In the 17th century, news was often reported from person to person via ballads (a type of song). Ballads were sung in the streets in towns, at fairs or market places. Gradually people began to buy ballads printed on paper sheets. These were called broadsides and were often sold on the streets.

What sort of things were in the news?

Many ballads began with the word 'new' or 'news', as did broadsides. They told of events such as wars, trials, rebellions, religious conflict, crime and natural disasters.

The dividing line between news and fiction wasn't as clear then as it is now, so we have look at news with some care. Early newspapers didn't necessarily have much accurate news or balanced comment. Nevertheless, they provide a fascinating snapshot of the burning issues of the time.

Freedom to print

In the 17th century news, could not always be freely printed and circulated. This was because most rulers and their governments strictly controlled what could be printed. In the 17th century, there were many laws passed to restrict false, scandalous, seditious, libellous and unlicensed pamphlets. This could include limiting the number of master printers, requiring all types of printed works to be licensed and severe punishments for unlicensed work.
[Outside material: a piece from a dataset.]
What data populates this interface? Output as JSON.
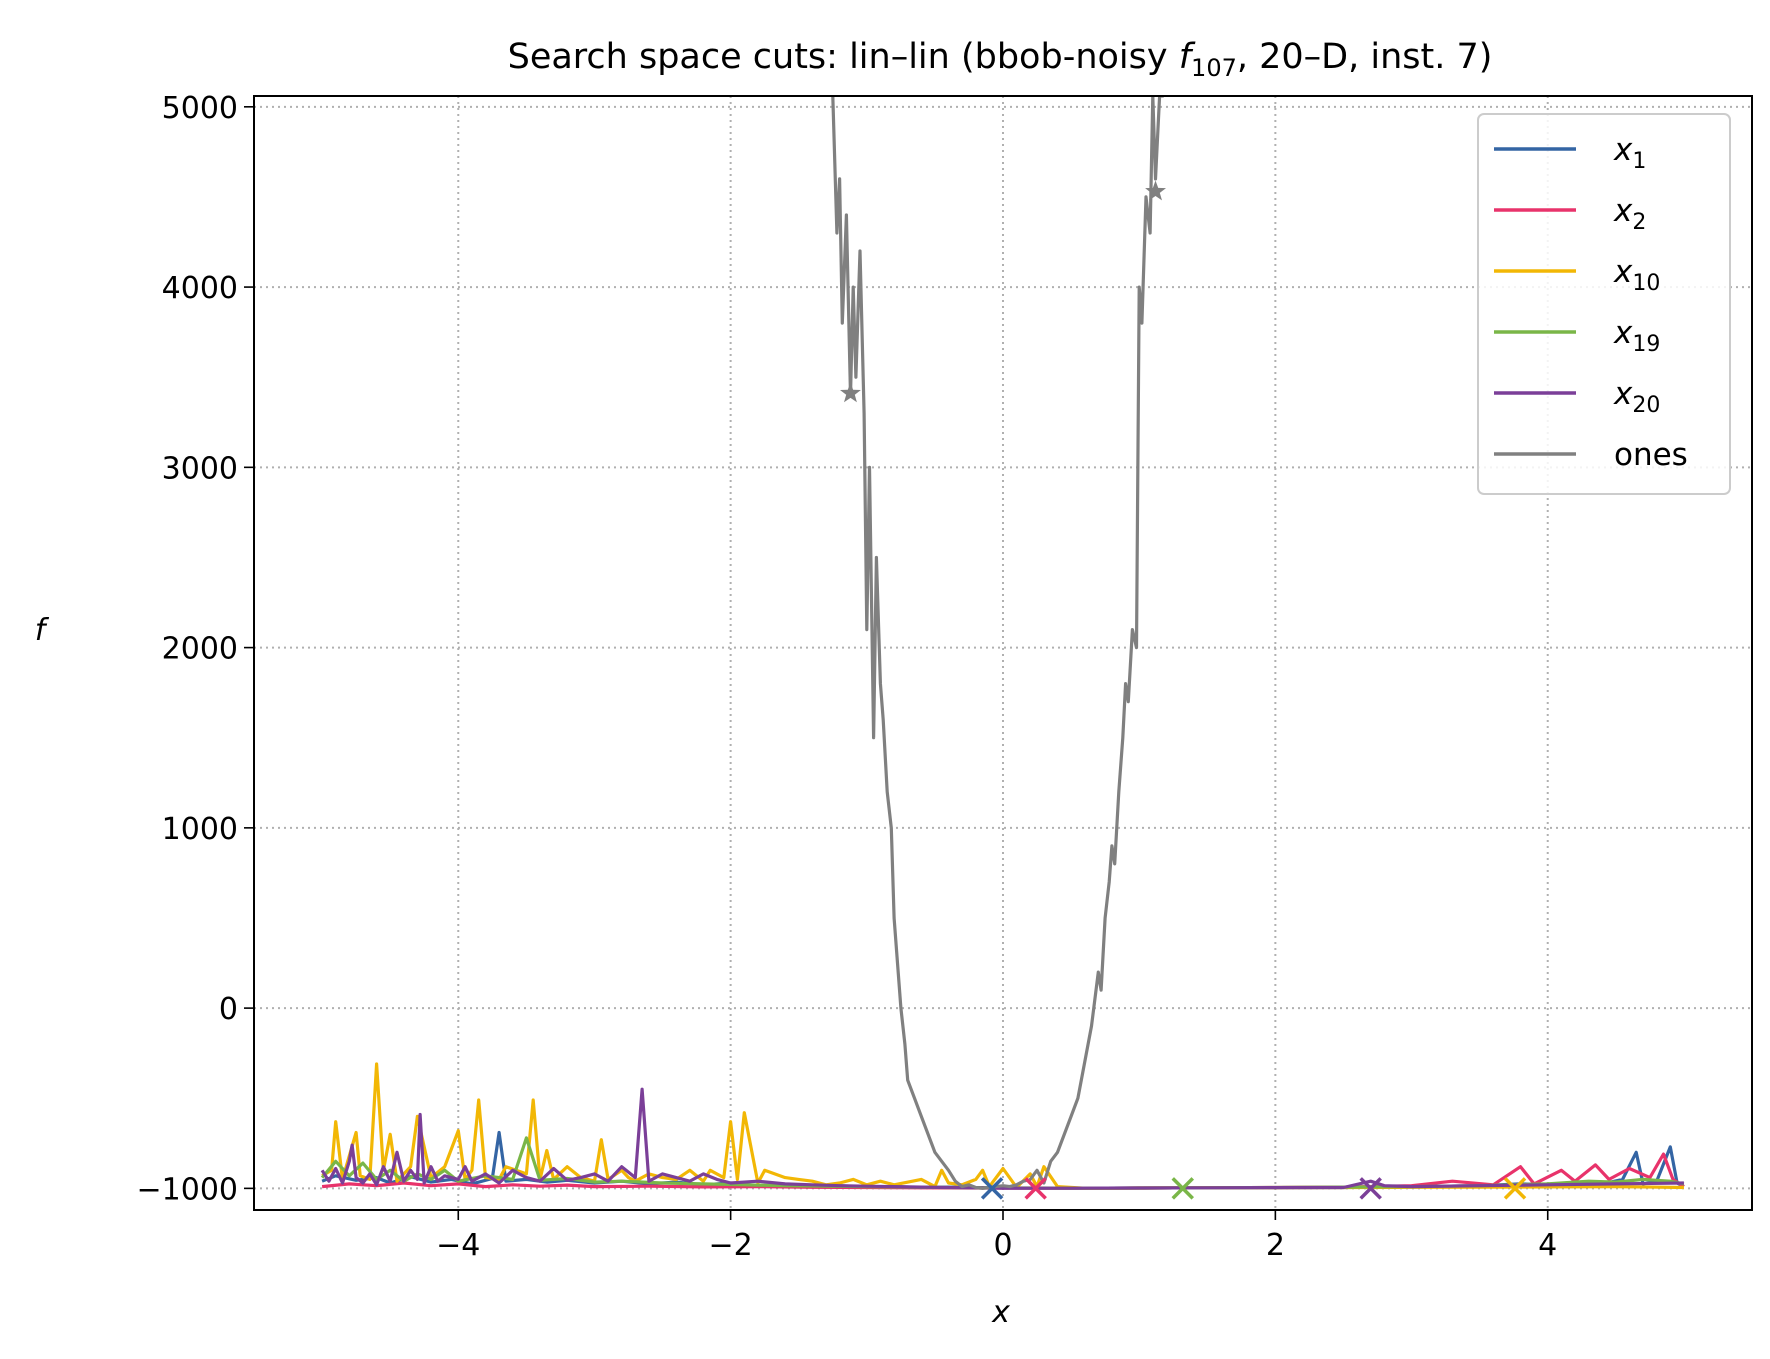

However, there were also periods of relative freedom, when newspaper production and circulation increased. In the 1640s, censorship temporarily collapsed which allowed some quite controversial material to be published. During the Civil War there were newspapers on both sides. Parliamentarians had the 'Weekly Intelligencer', while Royalists published a series of mercuries such as the 'Mercurius Aulicus', which championed the King. Neither side was able to stamp out the news of the other side completely.


Why do you think governments would have wanted to stop people recording the news freely and limit the number of printers?